In its 10-year tenure, NCED has made major contributions to the growth of Earth-Surface Dynamics (ESD) through direct research in three Integrated Programs (IP) of Streams, Watersheds and Deltas. These contributions include (publications can be found in the publications section):

  • delta.jpg
    Establishment of experimental geomorphology and stratigraphy as a major source of insight in ESD
    , developing new methods for studying delta  evolution, effect of vegetation on rivers, multi-size particle transport, and landscape evolution (e.g. Paola et al., 2009; Grams and Wilcock, 2007; Strong and Paola, 2006; Yu et al., 2006; Caylor et al., 2004);
  • Integration of geomorphic and ecologic variables into predictive reference-state models, that take topography and basic environmental variables (e.g. sunlight, rainfall) as input and deliver testable predictions of fine-scale geomorphic (e.g. channel depth) and ecologic (e.g. fish populations) variables (e.g. Muneepeerakul et al., 2007; Paola et al., 2006; Lowe et al., 2006; Power et al., 1998)
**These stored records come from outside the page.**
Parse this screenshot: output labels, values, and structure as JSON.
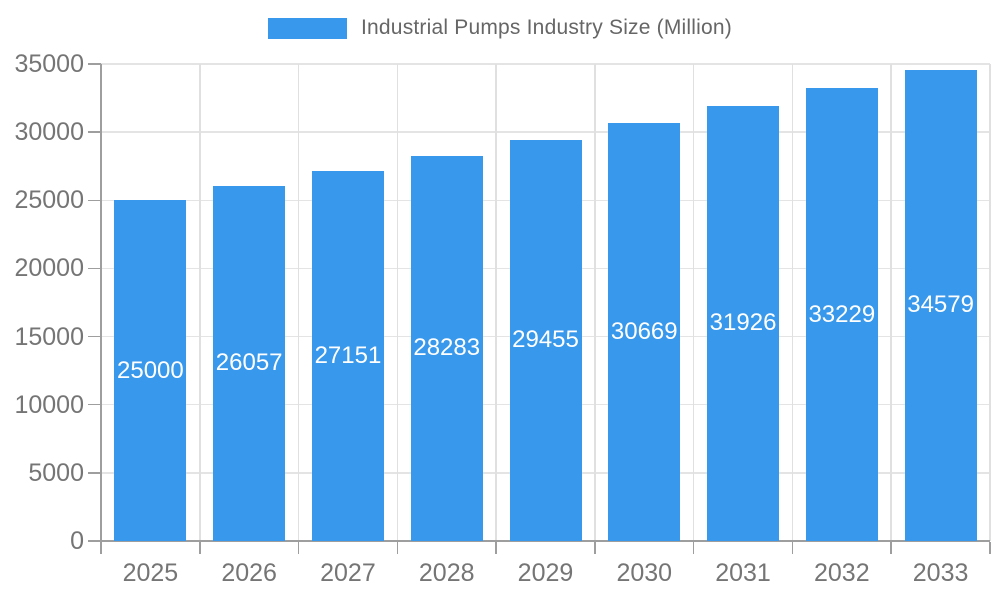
{
  "legend": {
    "label": "Industrial Pumps Industry Size (Million)"
  },
  "chart_data": {
    "type": "bar",
    "title": "Industrial Pumps Industry Size (Million)",
    "categories": [
      "2025",
      "2026",
      "2027",
      "2028",
      "2029",
      "2030",
      "2031",
      "2032",
      "2033"
    ],
    "values": [
      25000,
      26057,
      27151,
      28283,
      29455,
      30669,
      31926,
      33229,
      34579
    ],
    "xlabel": "",
    "ylabel": "",
    "ylim": [
      0,
      35000
    ],
    "yticks": [
      0,
      5000,
      10000,
      15000,
      20000,
      25000,
      30000,
      35000
    ],
    "grid": true,
    "legend_position": "top-center",
    "bar_labels_inside": true
  },
  "colors": {
    "bar": "#3898ec",
    "bar_label": "#ffffff",
    "axis_text": "#757575",
    "title_text": "#666666",
    "grid_line": "#e4e4e4",
    "axis_line": "#9e9e9e",
    "background": "#ffffff"
  }
}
  • Integration of quantitative methods from engineering, physics, and applied math into ESD, for example,
    application of moving-boundary and dimensionless analysis techniques to ESD problems from  delta evolution to denitrification (e.g. O'Connor and Hondzo, 2008; Barnes et al., 2007; Voller et al., 2006);
  • Advances in the coupling of life, especially vegetation, and landscape dynamics (e.g. Tal and Paola, 2010; Tal and Paola, 2007; Tal et al., 2004), including the first quantitative investigation of the influence (or not) of life on topography (Dietrich and Perron, 2006);
  • Integration of a variety of novel methods from stochastic hydrology, including nonlocal transport and multifractal spatial signatures, into  ESD, for example, the first exploration of potential influence of non-local transport on geomorphology and landscape modeling (Fig. 2; Foufoula-Georgiou et al., 2010; Stark et al., 2009);
  • Advances in providing the scientific basis for restoring streams (e.g. Kenney at al., 2012; Pitlick et al., 2009; Wilcock et al., 2009) and deltaic wetlands (e.g. Paola et al., 2011), for example, development of a stream-restoration toolbox, certificate programs, and short courses; and
  • Integration of subsurface structure and stratigraphic records into understanding present-day delta dynamics, for example, showing how surface and subsurface records of delta growth and self-organization could inform predictions of delta restoration (e.g. Ganti et al., 2011; Paola et al., 2011).